Updating the 5 principles
Using the results from both information gathering rounds, as well as the evidence synthesis, we then developed potential recommendations for screening text messaging – expanding on the original principles.
More than 100 potential recommendations were presented to the experts, and they were asked to vote on how important an item was to screening services and how feasible it would be to introduce the recommendation.
This process was repeated over 2 cycles with previous anonymous expert ratings, public comments, and the guidance of specialist departments (for example, the National Cyber Security Centre), to see how the voting changed.
Despite busy schedules and tackling the pandemic, we were amazed and grateful to find all of those recruited responded.
The findings were then discussed in a structured meeting, so that experts had a further opportunity to raise any potential issues they foresaw.
From our work we have managed to put together a list of core recommendations on screening text messaging that experts and the public feel are important and feasible to follow.

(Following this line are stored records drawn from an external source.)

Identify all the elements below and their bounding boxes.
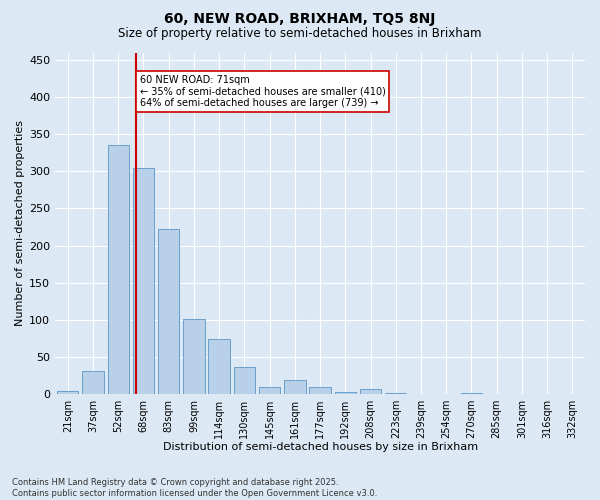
- Bar: [310, 386, 331, 394]
- Bar: [107, 146, 129, 394]
- Bar: [158, 229, 179, 394]
- Bar: [259, 386, 280, 394]
- Bar: [183, 319, 205, 394]
- Y-axis label: Number of semi-detached properties: Number of semi-detached properties: [15, 120, 25, 326]
- X-axis label: Distribution of semi-detached houses by size in Brixham: Distribution of semi-detached houses by …: [163, 442, 478, 452]
- Bar: [57, 391, 79, 394]
- Text: 60 NEW ROAD: 71sqm
← 35% of semi-detached houses are smaller (410)
64% of semi-d: 60 NEW ROAD: 71sqm ← 35% of semi-detache…: [140, 75, 386, 108]
- Bar: [82, 371, 104, 394]
- Bar: [233, 366, 255, 394]
- Text: Contains HM Land Registry data © Crown copyright and database right 2025.
Contai: Contains HM Land Registry data © Crown c…: [12, 478, 377, 498]
- Bar: [133, 168, 154, 394]
- Text: 60, NEW ROAD, BRIXHAM, TQ5 8NJ: 60, NEW ROAD, BRIXHAM, TQ5 8NJ: [164, 12, 436, 26]
- Bar: [335, 392, 356, 394]
- Bar: [360, 389, 381, 394]
- Text: Size of property relative to semi-detached houses in Brixham: Size of property relative to semi-detach…: [118, 28, 482, 40]
- Bar: [208, 339, 230, 394]
- Bar: [284, 380, 305, 394]
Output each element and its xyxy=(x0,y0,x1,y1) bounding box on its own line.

We have also managed to find areas that are considered important, but not yet easily implemented into screening mobile messaging. As technology and capabilities evolve, these desired areas maybe potentially of use, and could be further explored in the future.
Publication and next steps
We are now looking to make our findings widely available to all stakeholders and are working with PHE colleagues to update the current text messaging principles on the GOV.UK website. We will also be publishing our work in an academic journal.
The next steps for this project would be to see how these core and desired items differ across healthcare systems internationally. This will help us compare and learn from international experiences.